The church moved online. You couldn’t be a minister who could simply preach. Mcinga had to step up, feature in videos on YouTube and Facebook. She watched a lot of “how to” clips. Over the past two years, she had to look out for more signposts.
“I was quite clear from the beginning that I didn’t believe I was meant to be a minister. These seats are reserved for others who are worthy. But I am here and I use these signposts to guide me.”
As she was getting to grips with the pandemic’s havoc, she received a call that she should step up to be the superintendent of the circuit.
Her mind said, “No, it can’t be.”
“I held onto the thought that I had to have five years of being a minister. This is a big role, overseeing about seven ministers. I couldn’t understand why now.”
Not long after this, her role and responsibilities in the Bethesda church increased. Leading a circuit, its finances, year plans and a major church is not a simple role.

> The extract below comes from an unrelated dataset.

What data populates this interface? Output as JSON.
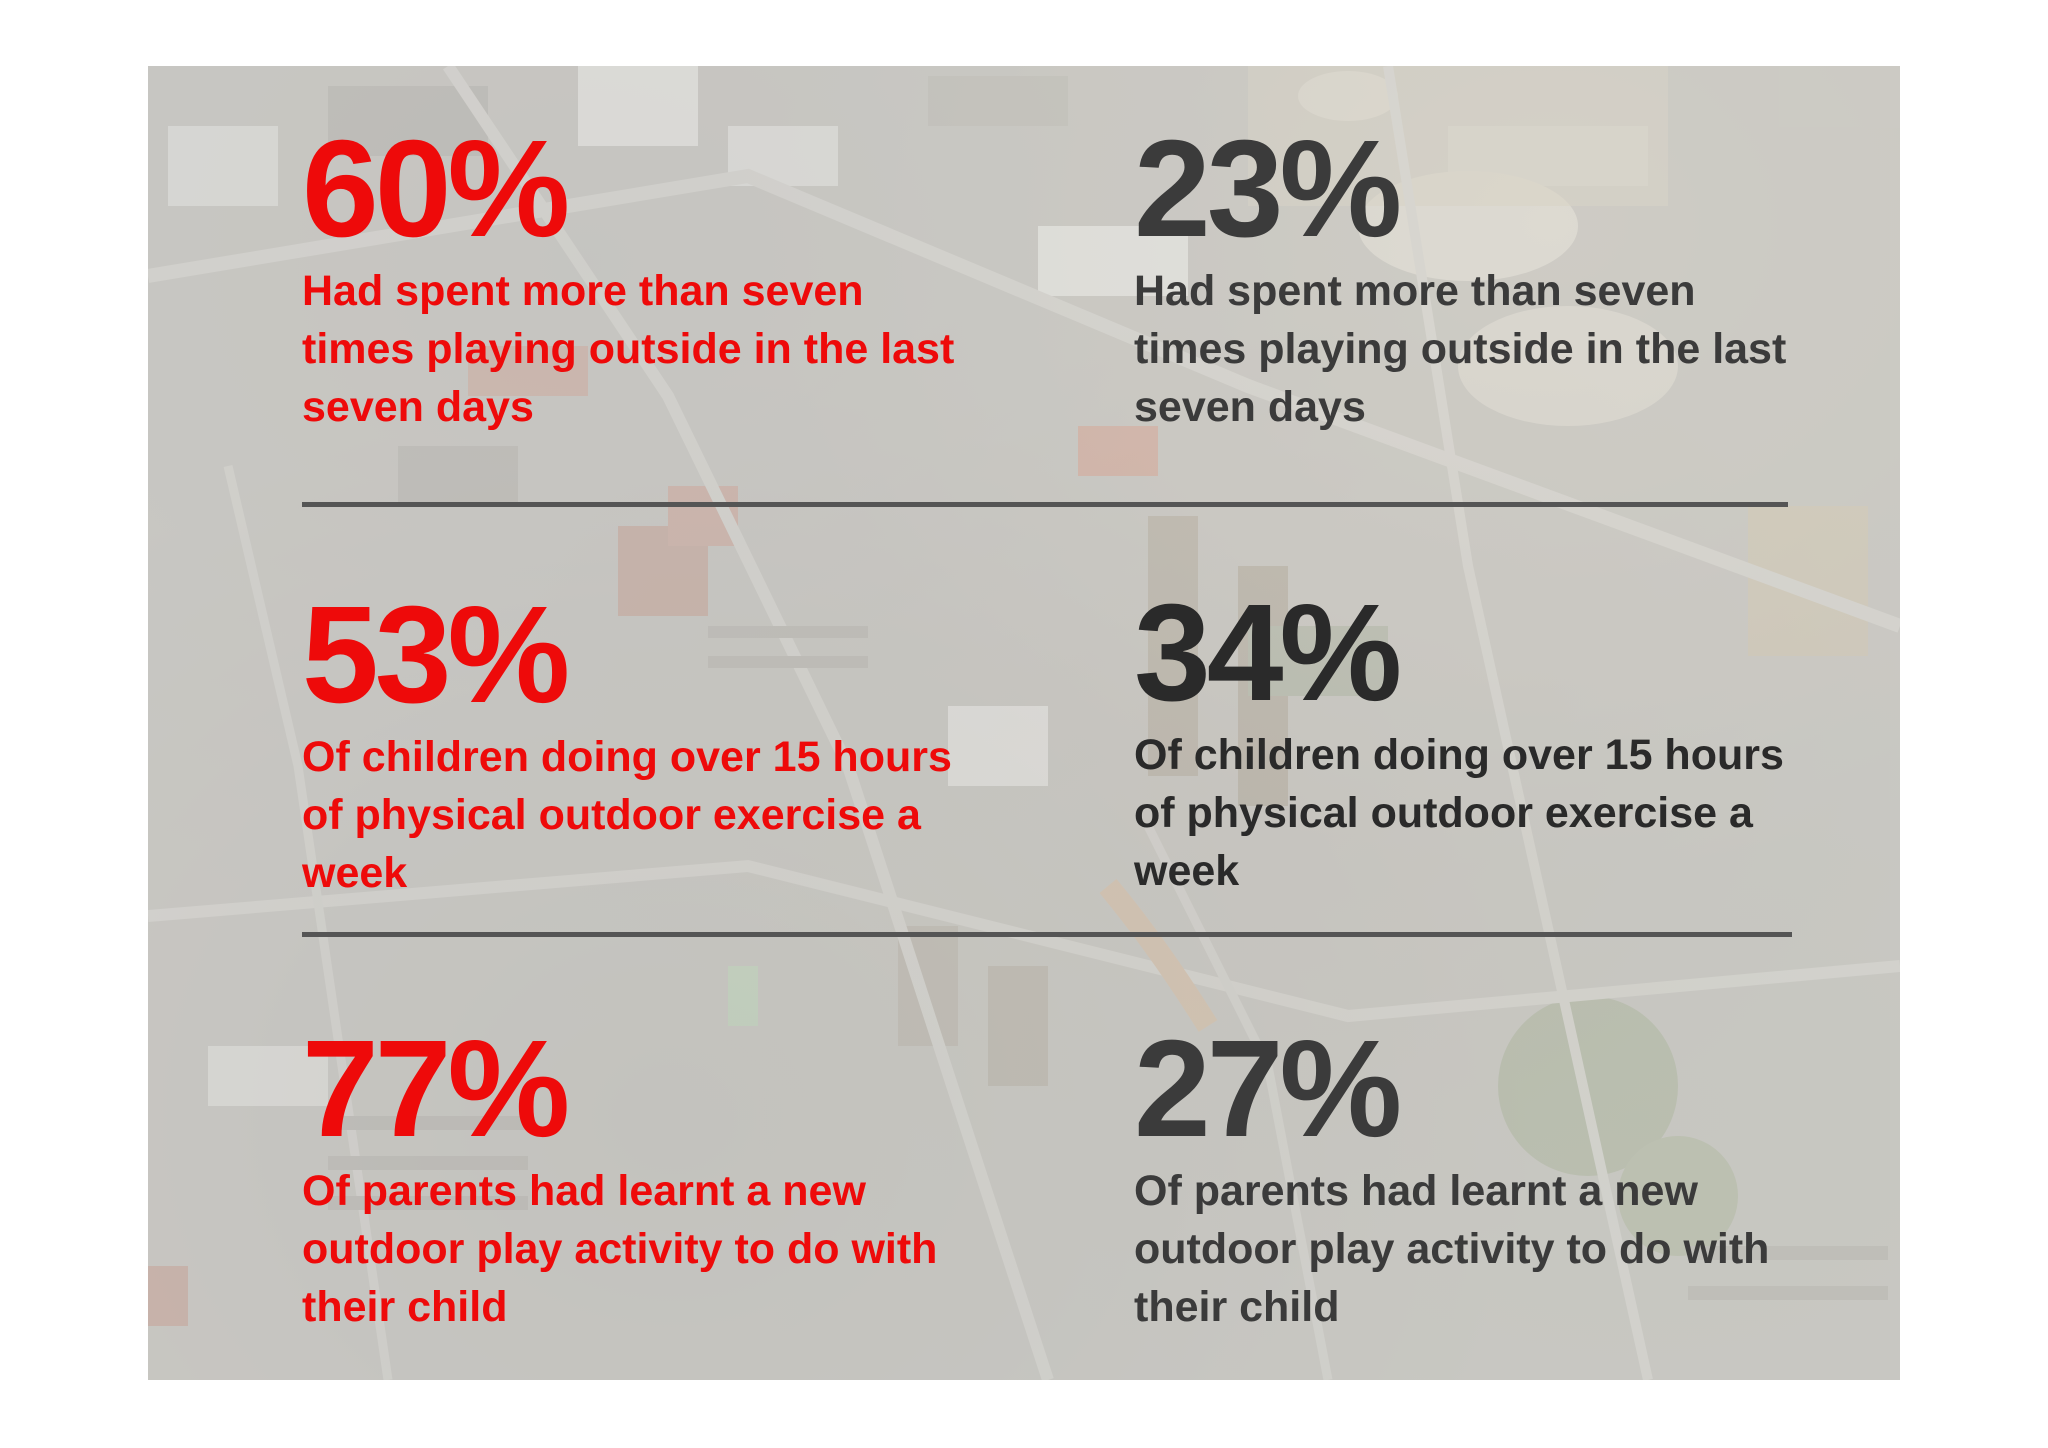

“All this brought me back to my knees. Over the December holidays, I had many moments of asking God how I was going to do this; am I going to be able to do this; am I not going to fail in this, am I supposed to here?”
Mcinga continues to look for signposts in her journey of service.
“Some look at you and think you have made it, or you are representing women. But it’s not how it feels. I am not an activist. But I am here and I have to trust God.”